Platonik aşkına kızarak pompalı tüfekle okul tarayanlar, cinnet geçirip bütün ailesini öldürüp intihar edenler, silahlı kavgayı ayırmak isterken kaza kurşunu ile can verenler… Bu tür haberleri kanıksamadık mı? Acaba bu insanların ulaşabileceği bir silah olmasaydı bu tür facialar daha yumuşak atlatılamaz mıydı? Evde bir silahın bulundurulması, önceden tasarlanmamış fevri olayların faciaya dönüşme ihtimalini mutlaka arttırıyor... İyi ama silah temin etmek bu kadar kolay ve ucuz bir şey mi? Öyleymiş, taksitle bile alınabiliyormuş. Hatta kurusıkı silahların olduğu bir internet sitesine baktım dün, gerçek silah gibi görünen 150 TL’ye silahlar satılıyordu. Herkes özeniyor ateş etmeye ülkemizde. Belinde silahla dolaşan adeta itibar görüyor. İşlenen cinayetlerin cezası caydırıcı olmaktan çok uzak,  giderek daha da hafifletiliyor ve resmen suça teşvik ortamları yaratılıyor. Birilerinin hayatları, başka birilerinin oyuncağı oluyor.

Silah sahibi olanların kendilerine göre pek çok haklı sebebi var. Güya suçla çevrili bir dünyada sevdiklerinizi korumak için silah bir şarttır. Güvenliği sağlaması gerekenler yetişemeyebilir. Adalete olan güvenin yitirilmesine bağlı bir mantık var ortada: madem benim canıma kastedecekler, ben önce davranayım mantığı. İnsanın başka birini öldürme yetkisini kendisine tanıdığı bir mantık. Yanlışı yanlışla düzeltme çabası. 
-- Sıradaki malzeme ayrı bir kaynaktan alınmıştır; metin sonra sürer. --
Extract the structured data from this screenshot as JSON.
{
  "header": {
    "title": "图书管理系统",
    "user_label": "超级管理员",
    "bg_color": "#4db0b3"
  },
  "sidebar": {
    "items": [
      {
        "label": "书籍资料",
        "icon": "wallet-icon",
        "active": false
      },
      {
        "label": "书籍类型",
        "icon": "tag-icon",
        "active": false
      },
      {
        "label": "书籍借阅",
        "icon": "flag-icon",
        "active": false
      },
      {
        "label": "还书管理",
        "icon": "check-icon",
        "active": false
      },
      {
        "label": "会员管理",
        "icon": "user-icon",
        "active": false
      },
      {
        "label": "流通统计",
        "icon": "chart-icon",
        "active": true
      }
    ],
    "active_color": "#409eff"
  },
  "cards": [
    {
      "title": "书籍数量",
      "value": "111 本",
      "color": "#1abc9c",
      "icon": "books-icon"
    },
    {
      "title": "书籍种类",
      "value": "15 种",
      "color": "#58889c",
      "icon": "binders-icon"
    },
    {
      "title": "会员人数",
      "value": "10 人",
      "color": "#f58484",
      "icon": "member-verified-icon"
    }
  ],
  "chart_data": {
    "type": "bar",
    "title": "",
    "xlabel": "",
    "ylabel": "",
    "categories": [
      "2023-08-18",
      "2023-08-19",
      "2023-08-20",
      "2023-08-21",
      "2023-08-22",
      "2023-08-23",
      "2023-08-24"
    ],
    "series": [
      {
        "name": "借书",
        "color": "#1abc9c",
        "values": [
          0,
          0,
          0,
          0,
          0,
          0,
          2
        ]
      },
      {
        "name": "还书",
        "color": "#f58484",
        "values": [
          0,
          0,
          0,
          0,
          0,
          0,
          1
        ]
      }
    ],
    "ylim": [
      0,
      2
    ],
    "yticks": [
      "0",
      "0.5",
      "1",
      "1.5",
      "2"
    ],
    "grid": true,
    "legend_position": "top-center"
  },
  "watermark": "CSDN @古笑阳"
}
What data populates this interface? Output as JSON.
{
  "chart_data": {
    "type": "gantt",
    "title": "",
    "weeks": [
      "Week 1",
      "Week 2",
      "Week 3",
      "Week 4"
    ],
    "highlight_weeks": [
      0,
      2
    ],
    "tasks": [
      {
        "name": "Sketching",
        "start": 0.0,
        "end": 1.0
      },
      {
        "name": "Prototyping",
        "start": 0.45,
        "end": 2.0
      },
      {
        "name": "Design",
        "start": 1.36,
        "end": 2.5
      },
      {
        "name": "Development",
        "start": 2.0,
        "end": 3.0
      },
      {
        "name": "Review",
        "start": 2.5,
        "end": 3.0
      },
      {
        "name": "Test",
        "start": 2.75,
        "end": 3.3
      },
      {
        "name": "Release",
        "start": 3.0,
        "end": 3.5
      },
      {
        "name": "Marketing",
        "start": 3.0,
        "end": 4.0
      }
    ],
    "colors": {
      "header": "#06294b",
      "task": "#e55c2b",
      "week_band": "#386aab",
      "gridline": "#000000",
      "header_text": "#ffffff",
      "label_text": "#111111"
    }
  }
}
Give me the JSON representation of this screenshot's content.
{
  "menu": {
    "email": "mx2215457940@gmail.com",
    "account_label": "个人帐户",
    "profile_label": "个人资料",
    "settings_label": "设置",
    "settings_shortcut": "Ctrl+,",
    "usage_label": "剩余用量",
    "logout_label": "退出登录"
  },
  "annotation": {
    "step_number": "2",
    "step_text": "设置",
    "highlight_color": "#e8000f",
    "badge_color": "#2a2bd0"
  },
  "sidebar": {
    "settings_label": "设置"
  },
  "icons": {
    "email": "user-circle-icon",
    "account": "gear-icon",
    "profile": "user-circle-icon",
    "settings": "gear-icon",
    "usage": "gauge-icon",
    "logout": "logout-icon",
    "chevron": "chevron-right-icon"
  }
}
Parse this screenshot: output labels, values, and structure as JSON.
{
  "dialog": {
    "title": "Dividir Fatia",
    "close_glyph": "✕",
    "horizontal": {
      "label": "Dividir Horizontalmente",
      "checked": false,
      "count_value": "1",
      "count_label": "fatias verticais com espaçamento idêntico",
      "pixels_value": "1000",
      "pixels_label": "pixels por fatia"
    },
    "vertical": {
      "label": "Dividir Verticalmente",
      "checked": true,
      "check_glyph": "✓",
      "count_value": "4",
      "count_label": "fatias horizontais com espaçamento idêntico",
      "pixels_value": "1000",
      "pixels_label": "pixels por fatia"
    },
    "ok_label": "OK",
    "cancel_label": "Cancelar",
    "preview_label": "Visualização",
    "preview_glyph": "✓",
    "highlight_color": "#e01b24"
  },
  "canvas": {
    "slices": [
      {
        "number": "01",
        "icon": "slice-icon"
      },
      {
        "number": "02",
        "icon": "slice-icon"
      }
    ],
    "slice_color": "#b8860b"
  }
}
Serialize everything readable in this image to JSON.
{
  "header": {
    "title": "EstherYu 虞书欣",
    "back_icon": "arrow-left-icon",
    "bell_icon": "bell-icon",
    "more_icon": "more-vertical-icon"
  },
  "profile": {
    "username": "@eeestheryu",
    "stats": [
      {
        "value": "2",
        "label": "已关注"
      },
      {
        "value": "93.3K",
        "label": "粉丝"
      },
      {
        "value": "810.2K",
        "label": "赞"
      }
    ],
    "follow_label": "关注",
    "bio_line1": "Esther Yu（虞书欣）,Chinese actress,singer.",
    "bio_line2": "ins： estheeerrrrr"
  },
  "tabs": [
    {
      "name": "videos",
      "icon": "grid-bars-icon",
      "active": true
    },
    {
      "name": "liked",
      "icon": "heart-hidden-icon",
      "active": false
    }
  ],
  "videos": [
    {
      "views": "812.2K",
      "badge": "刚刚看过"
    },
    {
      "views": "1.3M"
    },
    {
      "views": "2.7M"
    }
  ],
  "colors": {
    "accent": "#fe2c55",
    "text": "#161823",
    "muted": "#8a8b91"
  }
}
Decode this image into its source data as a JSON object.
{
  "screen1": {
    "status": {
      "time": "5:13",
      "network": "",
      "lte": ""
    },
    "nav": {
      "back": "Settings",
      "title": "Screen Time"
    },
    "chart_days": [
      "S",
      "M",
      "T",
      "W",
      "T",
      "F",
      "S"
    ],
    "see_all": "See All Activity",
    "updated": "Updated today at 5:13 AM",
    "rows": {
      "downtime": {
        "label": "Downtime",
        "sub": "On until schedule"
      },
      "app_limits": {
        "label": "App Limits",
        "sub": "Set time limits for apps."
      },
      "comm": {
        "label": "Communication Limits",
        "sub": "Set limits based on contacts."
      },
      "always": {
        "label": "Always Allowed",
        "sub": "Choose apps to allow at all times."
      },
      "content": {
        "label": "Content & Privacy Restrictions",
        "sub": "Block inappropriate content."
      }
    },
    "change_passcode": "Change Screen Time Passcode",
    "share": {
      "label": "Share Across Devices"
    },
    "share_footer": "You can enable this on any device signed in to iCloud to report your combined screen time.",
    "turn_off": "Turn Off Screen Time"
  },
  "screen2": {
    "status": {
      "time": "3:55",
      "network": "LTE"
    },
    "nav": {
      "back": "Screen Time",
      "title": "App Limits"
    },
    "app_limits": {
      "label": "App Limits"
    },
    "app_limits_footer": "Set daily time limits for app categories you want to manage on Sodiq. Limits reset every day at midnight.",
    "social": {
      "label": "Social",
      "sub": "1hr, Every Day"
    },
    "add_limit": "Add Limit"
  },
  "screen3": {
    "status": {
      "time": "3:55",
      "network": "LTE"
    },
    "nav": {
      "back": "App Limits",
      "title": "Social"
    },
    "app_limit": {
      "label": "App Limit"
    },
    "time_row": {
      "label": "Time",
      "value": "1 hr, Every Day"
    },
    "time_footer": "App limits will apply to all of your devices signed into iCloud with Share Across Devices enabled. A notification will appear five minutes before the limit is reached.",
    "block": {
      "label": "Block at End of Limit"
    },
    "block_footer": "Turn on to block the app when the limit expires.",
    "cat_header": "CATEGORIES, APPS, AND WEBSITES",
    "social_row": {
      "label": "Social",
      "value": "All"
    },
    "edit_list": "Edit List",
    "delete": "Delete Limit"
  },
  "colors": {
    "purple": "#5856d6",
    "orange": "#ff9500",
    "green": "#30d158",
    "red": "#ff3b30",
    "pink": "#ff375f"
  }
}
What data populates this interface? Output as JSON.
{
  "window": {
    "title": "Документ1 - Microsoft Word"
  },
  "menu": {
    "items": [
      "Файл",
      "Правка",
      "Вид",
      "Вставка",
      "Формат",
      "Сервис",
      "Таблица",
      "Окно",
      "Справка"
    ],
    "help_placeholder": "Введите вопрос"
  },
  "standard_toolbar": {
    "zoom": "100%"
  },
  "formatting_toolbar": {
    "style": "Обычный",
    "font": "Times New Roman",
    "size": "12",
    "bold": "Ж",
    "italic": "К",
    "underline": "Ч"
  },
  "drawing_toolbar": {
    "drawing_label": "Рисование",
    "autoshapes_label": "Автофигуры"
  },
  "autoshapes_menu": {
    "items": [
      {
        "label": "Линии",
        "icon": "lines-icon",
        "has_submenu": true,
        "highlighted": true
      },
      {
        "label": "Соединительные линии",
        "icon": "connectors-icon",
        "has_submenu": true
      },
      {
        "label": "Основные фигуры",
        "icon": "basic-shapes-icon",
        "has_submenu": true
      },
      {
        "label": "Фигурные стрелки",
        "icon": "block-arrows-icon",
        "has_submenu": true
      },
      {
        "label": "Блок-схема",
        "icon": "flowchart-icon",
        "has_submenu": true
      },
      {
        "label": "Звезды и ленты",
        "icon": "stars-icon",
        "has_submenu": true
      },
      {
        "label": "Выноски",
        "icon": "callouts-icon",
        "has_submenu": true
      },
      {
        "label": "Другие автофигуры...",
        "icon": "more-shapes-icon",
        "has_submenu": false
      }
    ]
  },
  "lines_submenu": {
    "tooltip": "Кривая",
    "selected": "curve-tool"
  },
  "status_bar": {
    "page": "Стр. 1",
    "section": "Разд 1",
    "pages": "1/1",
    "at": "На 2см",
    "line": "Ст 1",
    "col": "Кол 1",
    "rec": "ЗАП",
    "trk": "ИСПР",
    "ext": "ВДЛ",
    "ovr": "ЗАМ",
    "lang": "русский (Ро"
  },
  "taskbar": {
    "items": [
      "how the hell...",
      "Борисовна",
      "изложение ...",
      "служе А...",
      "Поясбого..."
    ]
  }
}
Silahlanma sisteme olan güvensizliğin ve kanunsuzluğun bir göstergesi. Örneğin Meksika’da devletin içindeki yolsuzluklar, çetelerin yaşamasına ve kendilerini de beslemesine izin verdiği için bireysel silahlanma yüksek boyuttadır. Kanunsuz ortamda kendi kanunlarını güç uygulayarak kabul ettirmek... Gerçi devlet dönem dönem silahsızlanma kampanyası başlatarak ateşli silahını teslim edenlere para iadesi yapıyor ve toplanan yüksek miktarda silah gözler önünde imha ediliyor.

ABD’de de silah yasalarında epey serbestlik olduğu için psikolojik bozuklukları olan insanların katliam yapması çok sık duyulan bir fenomene dönüştü. ABD’de yaşanan bu katliamlar her defasında ülkedeki silah yasalarını gündeme taşısa da sistemde bir değişiklik yaratmıyor. Hala sivillerin elinde toplamda 270 milyon silah var. Yani, ABD’de her 100 kişiden 96’sına bir silah düşüyor. Ve doğal bir sonuç olarak Amerika’da her yıl 9 bin kişi silahlı saldırılarda ölüyor. Bir yandan artık silahsızlanmayı isteseler de katliam haberlerinden korkan Amerikalılar, kendilerini korumak düşüncesiyle daha çok silah almaya yöneliyor. Bir kısır döngü adeta…

Kısacası, herkesin psikopatça anlık bir dürtüyle etrafına zarar verme ihtiyacı doğabilir.  En fazla gider bir kapı çarpar rahatlarız. Olmadı bir iki şey fırlatırız. Kısa sürede eski halimize döner üçüncü sayfa haberi olmaktan kurtuluruz. Yaşanan her silahlı olayın ardından ‘ne yapalım kadermiş’ demek savunmasız kişiye haksızlık oluyor… Ne demiş eskiler, silah bulundu, mertlik bozuldu…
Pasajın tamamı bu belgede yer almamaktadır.